We finally got to watch the first episode of the new Doctor Who. I'm impressed, but I'm slightly underwhelmed. More explosions would have been good. Matt Smith certainly has energy (and custard and bow ties!!), and it's a different energy to Tennant's. I'm reserving judgment until at least Episode 3, but I've got my fingers crossed that Eleven doesn't turn out to be as sentimental as Ten. I may be the only person who was irritated by Ten's last few episodes, muttering "get on with it" as my mother sniffled over his angst torn face.
I fully expect legions of Tennant fans to garrote me tomorrow morning.

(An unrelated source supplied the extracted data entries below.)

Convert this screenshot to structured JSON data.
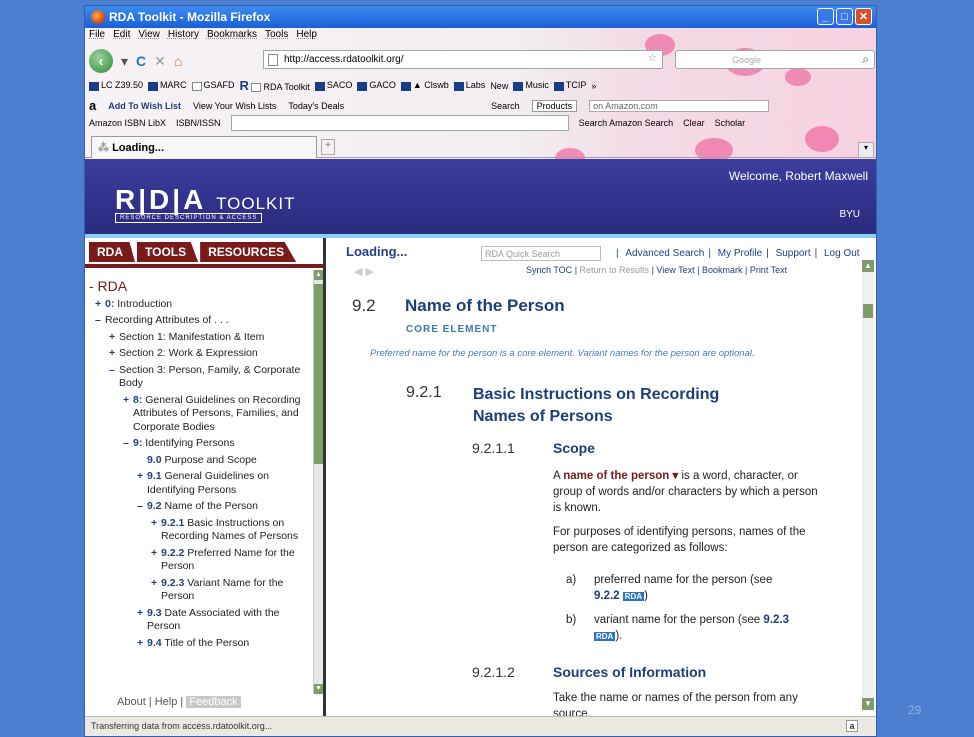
{
  "window": {
    "title": "RDA Toolkit - Mozilla Firefox"
  },
  "menu": [
    "File",
    "Edit",
    "View",
    "History",
    "Bookmarks",
    "Tools",
    "Help"
  ],
  "nav": {
    "url": "http://access.rdatoolkit.org/",
    "search_placeholder": "Google"
  },
  "bookmarks": [
    "LC Z39.50",
    "MARC",
    "GSAFD",
    "RDA Toolkit",
    "SACO",
    "GACO",
    "Clswb",
    "Labs",
    "New",
    "Music",
    "TCIP"
  ],
  "amazon": {
    "wish": "Add To Wish List",
    "view": "View Your Wish Lists",
    "deals": "Today's Deals",
    "search_label": "Search",
    "products": "Products",
    "domain": "on Amazon.com"
  },
  "libx": {
    "label": "Amazon ISBN LibX",
    "isbn": "ISBN/ISSN",
    "search_amazon": "Search Amazon Search",
    "clear": "Clear",
    "scholar": "Scholar"
  },
  "tab": {
    "label": "Loading..."
  },
  "header": {
    "logo_main": "R|D|A",
    "logo_sub": "TOOLKIT",
    "tagline": "RESOURCE DESCRIPTION & ACCESS",
    "welcome": "Welcome, Robert Maxwell",
    "org": "BYU"
  },
  "left_tabs": [
    "RDA",
    "TOOLS",
    "RESOURCES"
  ],
  "tree_root": "- RDA",
  "tree": [
    {
      "pm": "+",
      "num": "0:",
      "label": "Introduction",
      "indent": 6
    },
    {
      "pm": "–",
      "num": "",
      "label": "Recording Attributes of . . .",
      "indent": 6
    },
    {
      "pm": "+",
      "num": "",
      "label": "Section 1: Manifestation & Item",
      "indent": 20
    },
    {
      "pm": "+",
      "num": "",
      "label": "Section 2: Work & Expression",
      "indent": 20
    },
    {
      "pm": "–",
      "num": "",
      "label": "Section 3: Person, Family, & Corporate Body",
      "indent": 20
    },
    {
      "pm": "+",
      "num": "8:",
      "label": "General Guidelines on Recording Attributes of Persons, Families, and Corporate Bodies",
      "indent": 34
    },
    {
      "pm": "–",
      "num": "9:",
      "label": "Identifying Persons",
      "indent": 34
    },
    {
      "pm": "",
      "num": "9.0",
      "label": "Purpose and Scope",
      "indent": 48
    },
    {
      "pm": "+",
      "num": "9.1",
      "label": "General Guidelines on Identifying Persons",
      "indent": 48
    },
    {
      "pm": "–",
      "num": "9.2",
      "label": "Name of the Person",
      "indent": 48
    },
    {
      "pm": "+",
      "num": "9.2.1",
      "label": "Basic Instructions on Recording Names of Persons",
      "indent": 62
    },
    {
      "pm": "+",
      "num": "9.2.2",
      "label": "Preferred Name for the Person",
      "indent": 62
    },
    {
      "pm": "+",
      "num": "9.2.3",
      "label": "Variant Name for the Person",
      "indent": 62
    },
    {
      "pm": "+",
      "num": "9.3",
      "label": "Date Associated with the Person",
      "indent": 48
    },
    {
      "pm": "+",
      "num": "9.4",
      "label": "Title of the Person",
      "indent": 48
    }
  ],
  "left_footer": {
    "about": "About",
    "help": "Help",
    "feedback": "Feedback"
  },
  "right_top": {
    "loading": "Loading...",
    "search_placeholder": "RDA Quick Search",
    "links": [
      "Advanced Search",
      "My Profile",
      "Support",
      "Log Out"
    ]
  },
  "toolbar": {
    "synch": "Synch TOC",
    "return": "Return to Results",
    "view": "View Text",
    "bookmark": "Bookmark",
    "print": "Print Text"
  },
  "doc": {
    "s1_num": "9.2",
    "s1_title": "Name of the Person",
    "core": "CORE ELEMENT",
    "pref": "Preferred name for the person is a core element. Variant names for the person are optional.",
    "s2_num": "9.2.1",
    "s2_title": "Basic Instructions on Recording Names of Persons",
    "s3_num": "9.2.1.1",
    "s3_title": "Scope",
    "scope_a": "A ",
    "scope_term": "name of the person ▾",
    "scope_b": " is a word, character, or group of words and/or characters by which a person is known.",
    "scope_p2": "For purposes of identifying persons, names of the person are categorized as follows:",
    "item_a_letter": "a)",
    "item_a_text": "preferred name for the person (see ",
    "item_a_ref": "9.2.2",
    "item_b_letter": "b)",
    "item_b_text": "variant name for the person (see ",
    "item_b_ref": "9.2.3",
    "rda_badge": "RDA",
    "s4_num": "9.2.1.2",
    "s4_title": "Sources of Information",
    "sources_p": "Take the name or names of the person from any source."
  },
  "status": "Transferring data from access.rdatoolkit.org...",
  "slide_number": "29"
}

Even after spending too much time drinking Coopers last night, talking about the politics of Lady Gaga, singing along to Bon Jovi and Joy Division (god help me), in the back of my mind I was still thinking about this essay I'm writing for History of Sexuality. Normally, if this happens, it's because I know I should be home working, but last night it was because I'm actually really excited about writing this essay. It's only a few thousand words, but I'm looking at the emergence of gay and lesbian Literary Subcultures in the early 1900s, which means looking at the Bloomsbury set (Woolfe, Isherwood, Forster) and The Americans (Stein and Radclyffe Hall). It's completely awesome that during a period when national identity was being fully shaped, literary people began to move their manuscripts out of the closet. Anyway, all that probably solves the mystery of this morning: "Why I woke up with the words check antiquity chapter and climb state library written on my hand.

For a moment there I thought I was planning a heist, but when the morning fog cleared, I realised that no, no I was drunkenly planning to visit the State Library. Because I have no consistent social life to distract me from becoming emotionally invested in my work.


Chris Stokes said...

With you on being a little underwhelmed with episode 1 despite thinking it was great. Episode 2 is about the same. Not seen 3 yet. But Matt Smith is outstanding. And the feeling I got when watching Tennant's final ones was, because we'd known he was leaving for so long and they were underway with Smith, that I was watching repeats.

lizzle said...

I caught the end of an episode with the new fellow the other night, but only saw about 5 mins, so no conclusions drawn as yet.

That essay sounds pretty interesting to me too. Let me know how it goes!